Szczenięta obarczone wadami zamykającymi szanse na ich wystawianie i użycie do hodowli, oraz te mniej urodziwe lub mające niewielkie odchylenia od wzorca rasy, są zazwyczaj sprzedawane za odpowiednio niższą cenę. Z reguły szybko znajdują nabywców wśród osób, które nie są zainteresowane wystawianiem i hodowaniem. W umowie kupna – sprzedaży pojawia się wtedy zastrzeżenie, że jest to pies rodowodowy, po określonych rodzicach, ale z powodu różnego rodzaju wad anatomicznych lub obciążeń genetycznych, jest „niehodowlany” i nie może być przez kupującego ani wystawiany, ani tym bardziej używany do hodowli. Złamanie tego zakazu wiąże się zazwyczaj z zastrzeżeniem kary równej jego kilkukrotnej wartości, co nie ma znaczenia dla nabywcy, który zamierza ten warunek respektować.
Czasem w tego rodzaju umowie pojawia się dodatkowe uzgodnienie, że w przypadku gdyby pies, choć się nie zapowiadał, wyrósł na doskonałego przedstawiciela swojej rasy, a jego właściciel nabrał ochoty, żeby go wystawiać, istnieje możliwość dopłaty różnicy między kwotą zapłaconą przy zakupie a ceną psa pełnowartościowego. To umożliwia nabywcy jego wystawianie, a po spełnieniu wymogów wystawowych i dokonaniu przeglądu hodowlanego, wykorzystanie go do hodowli. Przykładem takiej sytuacji może być podejrzenie, że szczenię ma wadę zgryzu, który w miarę wzrostu szczeniaka okazuje się prawidłowy.

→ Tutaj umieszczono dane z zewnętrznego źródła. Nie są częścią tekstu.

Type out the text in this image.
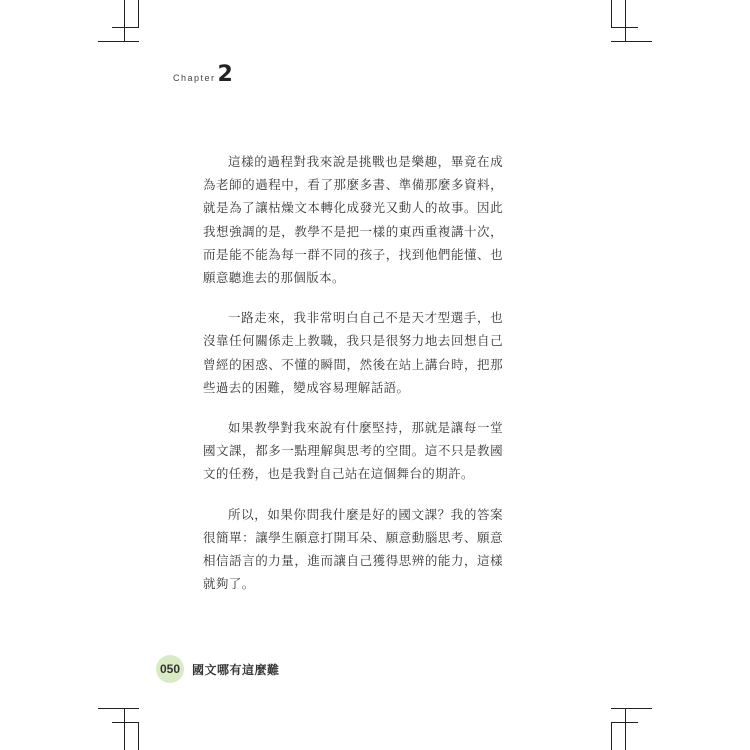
Chapter 2

這樣的過程對我來說是挑戰也是樂趣，畢竟在成為老師的過程中，看了那麼多書、準備那麼多資料，就是為了讓枯燥文本轉化成發光又動人的故事。因此我想強調的是，教學不是把一樣的東西重複講十次，而是能不能為每一群不同的孩子，找到他們能懂、也願意聽進去的那個版本。

一路走來，我非常明白自己不是天才型選手，也沒靠任何關係走上教職，我只是很努力地去回想自己曾經的困惑、不懂的瞬間，然後在站上講台時，把那些過去的困難，變成容易理解話語。

如果教學對我來說有什麼堅持，那就是讓每一堂國文課，都多一點理解與思考的空間。這不只是教國文的任務，也是我對自己站在這個舞台的期許。

所以，如果你問我什麼是好的國文課？我的答案很簡單：讓學生願意打開耳朵、願意動腦思考、願意相信語言的力量，進而讓自己獲得思辨的能力，這樣就夠了。

050 國文哪有這麼難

III Dyskusyjne zapisy umowy kupna – sprzedaży
Niestety w umowach kupna-sprzedaży zdarzają się od czasu do czasu kuriozalne i co gorsze sprzeczne z prawem warunki:
- konieczność wykastrowania psa lub suki po osiągnięciu pełnoletności
Na ogół dotyczy psów niehodowlanych, i choć taki zabieg jest ze wszech miar godny polecenia, nie każdy musi być jego zwolennikiem
- zakaz hodowli pomimo że szczenię jest pełnowartościowe i sprzedawane za normalną cenę.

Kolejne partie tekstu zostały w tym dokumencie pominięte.